I’d be lying if I didn’t say I never think of the future. But who doesn’t? I’d also be lying if I didn’t say that sometimes when I’m left alone with my thoughts my mind shifts towards those indefinite days and I feel a sense of dread in the unknown. But, then again, who doesn’t? Who doesn’t feel a sense of uneasiness when thinking about the unknown. I’m sure there are plenty of people much braver than I who don’t, but that’s just not the stuff I am made of.

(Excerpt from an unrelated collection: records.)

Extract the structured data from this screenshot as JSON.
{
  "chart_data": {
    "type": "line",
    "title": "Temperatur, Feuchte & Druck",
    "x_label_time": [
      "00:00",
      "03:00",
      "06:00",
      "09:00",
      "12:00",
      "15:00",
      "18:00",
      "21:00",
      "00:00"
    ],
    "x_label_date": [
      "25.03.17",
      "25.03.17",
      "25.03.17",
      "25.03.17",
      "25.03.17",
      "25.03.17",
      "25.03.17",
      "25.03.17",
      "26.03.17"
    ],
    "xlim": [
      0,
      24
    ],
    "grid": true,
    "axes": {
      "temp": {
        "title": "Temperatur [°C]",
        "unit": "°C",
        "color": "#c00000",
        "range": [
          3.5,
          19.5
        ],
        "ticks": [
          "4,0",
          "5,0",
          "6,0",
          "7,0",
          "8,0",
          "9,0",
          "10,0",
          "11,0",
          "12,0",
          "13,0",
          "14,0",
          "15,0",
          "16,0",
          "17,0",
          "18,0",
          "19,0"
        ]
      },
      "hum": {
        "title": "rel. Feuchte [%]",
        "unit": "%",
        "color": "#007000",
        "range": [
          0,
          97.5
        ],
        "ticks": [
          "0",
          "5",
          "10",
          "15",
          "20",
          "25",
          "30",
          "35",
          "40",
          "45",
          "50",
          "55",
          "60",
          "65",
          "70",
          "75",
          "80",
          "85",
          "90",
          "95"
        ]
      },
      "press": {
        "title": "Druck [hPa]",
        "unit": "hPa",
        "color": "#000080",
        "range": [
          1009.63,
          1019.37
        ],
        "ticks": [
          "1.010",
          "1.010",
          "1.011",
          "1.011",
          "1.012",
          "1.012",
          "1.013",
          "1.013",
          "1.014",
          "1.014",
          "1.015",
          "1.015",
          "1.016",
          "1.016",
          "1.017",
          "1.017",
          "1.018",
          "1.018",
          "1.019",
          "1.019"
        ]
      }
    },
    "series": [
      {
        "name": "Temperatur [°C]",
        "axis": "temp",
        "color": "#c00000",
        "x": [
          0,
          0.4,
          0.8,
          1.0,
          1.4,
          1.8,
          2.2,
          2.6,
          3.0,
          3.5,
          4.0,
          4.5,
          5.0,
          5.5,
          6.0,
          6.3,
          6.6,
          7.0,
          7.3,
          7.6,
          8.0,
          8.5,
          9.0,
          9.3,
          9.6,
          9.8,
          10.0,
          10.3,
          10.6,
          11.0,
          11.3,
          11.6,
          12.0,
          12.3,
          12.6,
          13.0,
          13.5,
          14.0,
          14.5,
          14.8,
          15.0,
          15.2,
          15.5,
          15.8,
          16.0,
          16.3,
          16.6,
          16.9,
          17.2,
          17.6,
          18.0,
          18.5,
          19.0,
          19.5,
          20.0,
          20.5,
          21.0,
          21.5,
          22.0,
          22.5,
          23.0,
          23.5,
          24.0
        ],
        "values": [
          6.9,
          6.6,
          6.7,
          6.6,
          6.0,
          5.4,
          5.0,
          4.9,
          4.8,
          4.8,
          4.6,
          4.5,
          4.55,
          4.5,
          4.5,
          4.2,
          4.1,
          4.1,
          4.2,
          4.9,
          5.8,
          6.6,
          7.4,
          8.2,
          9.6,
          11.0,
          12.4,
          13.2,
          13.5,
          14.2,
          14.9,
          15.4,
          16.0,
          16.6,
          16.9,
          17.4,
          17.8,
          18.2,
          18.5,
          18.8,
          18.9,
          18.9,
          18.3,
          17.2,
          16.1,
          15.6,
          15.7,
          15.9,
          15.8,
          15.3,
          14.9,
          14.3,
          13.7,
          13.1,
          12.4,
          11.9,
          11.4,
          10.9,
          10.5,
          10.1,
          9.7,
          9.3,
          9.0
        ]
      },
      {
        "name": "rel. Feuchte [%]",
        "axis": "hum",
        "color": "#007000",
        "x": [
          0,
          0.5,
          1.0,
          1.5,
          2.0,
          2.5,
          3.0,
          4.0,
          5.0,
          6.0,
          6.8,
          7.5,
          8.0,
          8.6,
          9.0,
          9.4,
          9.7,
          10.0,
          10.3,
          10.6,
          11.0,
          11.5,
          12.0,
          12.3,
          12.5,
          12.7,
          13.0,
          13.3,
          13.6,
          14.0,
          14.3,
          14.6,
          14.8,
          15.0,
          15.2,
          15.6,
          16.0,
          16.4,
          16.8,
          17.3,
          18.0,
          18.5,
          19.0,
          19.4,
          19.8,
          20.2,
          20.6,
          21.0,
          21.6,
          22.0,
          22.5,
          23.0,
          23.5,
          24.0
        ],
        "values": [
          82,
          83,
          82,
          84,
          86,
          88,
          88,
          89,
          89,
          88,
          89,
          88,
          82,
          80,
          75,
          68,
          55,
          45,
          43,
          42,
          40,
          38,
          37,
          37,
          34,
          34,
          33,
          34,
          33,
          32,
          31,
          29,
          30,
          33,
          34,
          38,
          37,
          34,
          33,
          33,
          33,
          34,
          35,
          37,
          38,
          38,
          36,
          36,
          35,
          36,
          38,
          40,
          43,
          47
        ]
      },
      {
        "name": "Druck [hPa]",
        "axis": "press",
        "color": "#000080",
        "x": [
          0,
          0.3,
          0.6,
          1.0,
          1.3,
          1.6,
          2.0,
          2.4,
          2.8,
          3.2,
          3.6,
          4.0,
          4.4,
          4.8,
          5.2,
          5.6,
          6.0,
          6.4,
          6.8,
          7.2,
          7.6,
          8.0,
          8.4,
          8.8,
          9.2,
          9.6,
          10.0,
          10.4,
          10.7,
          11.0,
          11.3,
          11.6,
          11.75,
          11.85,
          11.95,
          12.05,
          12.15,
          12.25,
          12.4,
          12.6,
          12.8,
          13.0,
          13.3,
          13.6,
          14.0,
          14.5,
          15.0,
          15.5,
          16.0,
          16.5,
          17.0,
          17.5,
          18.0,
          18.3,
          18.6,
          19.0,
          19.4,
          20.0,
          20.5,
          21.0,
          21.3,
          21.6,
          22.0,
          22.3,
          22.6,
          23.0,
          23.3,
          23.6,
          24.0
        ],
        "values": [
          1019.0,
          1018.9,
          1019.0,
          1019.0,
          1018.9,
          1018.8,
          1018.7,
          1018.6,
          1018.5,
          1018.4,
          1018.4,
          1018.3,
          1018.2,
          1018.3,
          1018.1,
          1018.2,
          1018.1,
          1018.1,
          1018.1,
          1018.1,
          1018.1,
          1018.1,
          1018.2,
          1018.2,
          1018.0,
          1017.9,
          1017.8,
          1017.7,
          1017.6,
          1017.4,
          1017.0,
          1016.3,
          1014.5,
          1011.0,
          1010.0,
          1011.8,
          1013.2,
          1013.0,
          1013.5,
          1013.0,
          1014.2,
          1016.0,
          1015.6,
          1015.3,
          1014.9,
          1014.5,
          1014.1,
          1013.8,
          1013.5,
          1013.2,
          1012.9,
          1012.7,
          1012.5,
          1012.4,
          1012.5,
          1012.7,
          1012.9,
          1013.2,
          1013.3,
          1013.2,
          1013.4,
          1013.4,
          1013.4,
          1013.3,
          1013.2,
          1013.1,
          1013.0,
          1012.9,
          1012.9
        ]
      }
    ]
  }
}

What am I so afraid of in the future? A lot of things. I am afraid of the day Mia realizes she is different, if it hasn’t already happened. I am afraid of the conversation that will inevitably ensue when she finds the words to discuss this with me. I have been searching for these words since the day of her diagnosis and I have yet to find them. I am afraid of bullies and how she and I will handle them – alone and together. I am afraid of puberty and all that comes along with it. I am scared of the teenage days when kids her age jump in their first car and speed toward their future leaving Mia in the dust. I am terrified of the thought of a lonely Mia in her twenties when all others her age are in college, relationships, and embarking on new paths in their lives. I am terrified of Mia in her thirties when all of those in her family now have their own children, husbands, careers and homes of their own and there she will sit in a type of limbo. I am petrified of what will happen to my daughter after my death.

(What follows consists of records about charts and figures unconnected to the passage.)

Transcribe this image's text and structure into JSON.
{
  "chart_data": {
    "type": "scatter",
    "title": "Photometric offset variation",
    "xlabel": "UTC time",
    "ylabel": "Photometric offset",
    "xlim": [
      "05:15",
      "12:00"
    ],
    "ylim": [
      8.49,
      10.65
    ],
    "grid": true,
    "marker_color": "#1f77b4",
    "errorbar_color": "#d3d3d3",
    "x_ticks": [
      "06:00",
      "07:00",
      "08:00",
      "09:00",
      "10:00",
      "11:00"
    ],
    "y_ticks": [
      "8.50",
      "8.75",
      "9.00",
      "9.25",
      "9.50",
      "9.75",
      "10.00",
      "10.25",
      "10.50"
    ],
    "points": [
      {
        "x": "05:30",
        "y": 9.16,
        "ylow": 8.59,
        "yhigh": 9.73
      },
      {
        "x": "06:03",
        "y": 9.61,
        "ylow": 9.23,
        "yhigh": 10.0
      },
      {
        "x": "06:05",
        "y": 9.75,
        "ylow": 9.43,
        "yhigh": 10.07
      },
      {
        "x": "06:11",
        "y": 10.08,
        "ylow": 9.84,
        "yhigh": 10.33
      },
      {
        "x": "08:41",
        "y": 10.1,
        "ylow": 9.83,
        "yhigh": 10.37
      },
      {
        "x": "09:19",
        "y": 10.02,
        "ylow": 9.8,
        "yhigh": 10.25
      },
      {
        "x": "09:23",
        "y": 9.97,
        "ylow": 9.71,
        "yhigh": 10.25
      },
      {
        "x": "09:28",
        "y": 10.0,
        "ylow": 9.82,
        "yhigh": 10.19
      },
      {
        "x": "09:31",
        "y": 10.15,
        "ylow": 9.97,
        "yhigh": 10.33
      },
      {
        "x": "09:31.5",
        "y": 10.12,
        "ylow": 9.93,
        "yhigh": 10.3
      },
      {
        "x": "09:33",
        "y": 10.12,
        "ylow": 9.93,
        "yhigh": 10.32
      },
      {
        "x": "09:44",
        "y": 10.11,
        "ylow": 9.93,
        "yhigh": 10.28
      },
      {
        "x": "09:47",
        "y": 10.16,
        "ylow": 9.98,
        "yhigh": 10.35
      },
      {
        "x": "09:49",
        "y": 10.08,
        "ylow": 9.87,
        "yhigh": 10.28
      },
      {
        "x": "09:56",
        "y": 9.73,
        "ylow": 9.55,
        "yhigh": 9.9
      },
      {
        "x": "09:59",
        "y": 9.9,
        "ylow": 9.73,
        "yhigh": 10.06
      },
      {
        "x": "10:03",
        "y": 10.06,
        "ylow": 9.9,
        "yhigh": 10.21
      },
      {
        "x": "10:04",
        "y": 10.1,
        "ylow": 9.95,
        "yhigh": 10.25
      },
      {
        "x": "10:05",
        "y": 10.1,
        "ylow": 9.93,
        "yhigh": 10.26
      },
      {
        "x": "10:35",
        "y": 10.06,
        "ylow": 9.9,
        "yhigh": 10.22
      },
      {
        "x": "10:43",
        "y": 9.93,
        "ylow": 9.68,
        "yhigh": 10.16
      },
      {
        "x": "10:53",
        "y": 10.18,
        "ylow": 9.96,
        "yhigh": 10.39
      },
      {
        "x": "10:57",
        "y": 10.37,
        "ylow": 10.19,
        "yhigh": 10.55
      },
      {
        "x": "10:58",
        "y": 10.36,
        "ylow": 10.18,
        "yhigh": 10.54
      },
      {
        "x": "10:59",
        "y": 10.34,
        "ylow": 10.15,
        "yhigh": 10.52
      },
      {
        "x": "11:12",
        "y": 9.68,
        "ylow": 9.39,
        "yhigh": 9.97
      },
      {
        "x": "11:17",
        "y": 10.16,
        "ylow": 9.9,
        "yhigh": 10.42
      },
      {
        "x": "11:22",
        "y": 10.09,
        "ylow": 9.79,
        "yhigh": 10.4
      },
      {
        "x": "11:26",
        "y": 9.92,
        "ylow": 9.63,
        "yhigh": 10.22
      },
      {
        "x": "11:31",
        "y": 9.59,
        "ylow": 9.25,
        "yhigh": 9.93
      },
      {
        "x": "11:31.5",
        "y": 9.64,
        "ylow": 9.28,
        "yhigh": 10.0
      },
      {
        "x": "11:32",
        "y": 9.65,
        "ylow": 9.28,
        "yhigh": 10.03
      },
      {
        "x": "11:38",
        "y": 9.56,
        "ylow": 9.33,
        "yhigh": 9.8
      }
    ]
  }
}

Although some of these are legitimate fears, it is still not fair for me to build walls around Mia’s future, encasing her in a life of desolation. It’s not fair for me to decide today what she will and will not be doing at particular times in the future. It’s entirely not fair for me to choose what feelings she will have in certain situations, the feelings she will have over certain truths, in the future; in her future. And that’s the thing, it is HER future. Not mine. As much as I want to play around with the “what if’s”, and “what will’s”, it really isn’t mine to play around with. It never was. How unfair it is of me to put limits (even if it is only in my mind) on a child who is going to have to face down the limits that countless people will place in her path every day for the remainder of her life.
I should know better than to do this anyway. It wasn’t so long ago when I would imagine Mia at age six and full of trepidation I could see just how far behind she had been left. The future I then envisaged doesn’t mirror in the slightest Mia’s days of today. So, you see, I am not a future teller. I am not psychic. I am not a soothsayer, and I should stop pretending to be.
I should focus on the joys of today.. I think I will…
Today, in school, Mia played “Simon Says” and completely followed the rules. Touching her nose, or stepping forward ONLY when “Simon said.” This is huge. This is the stuff I should think about. This is celebratory news.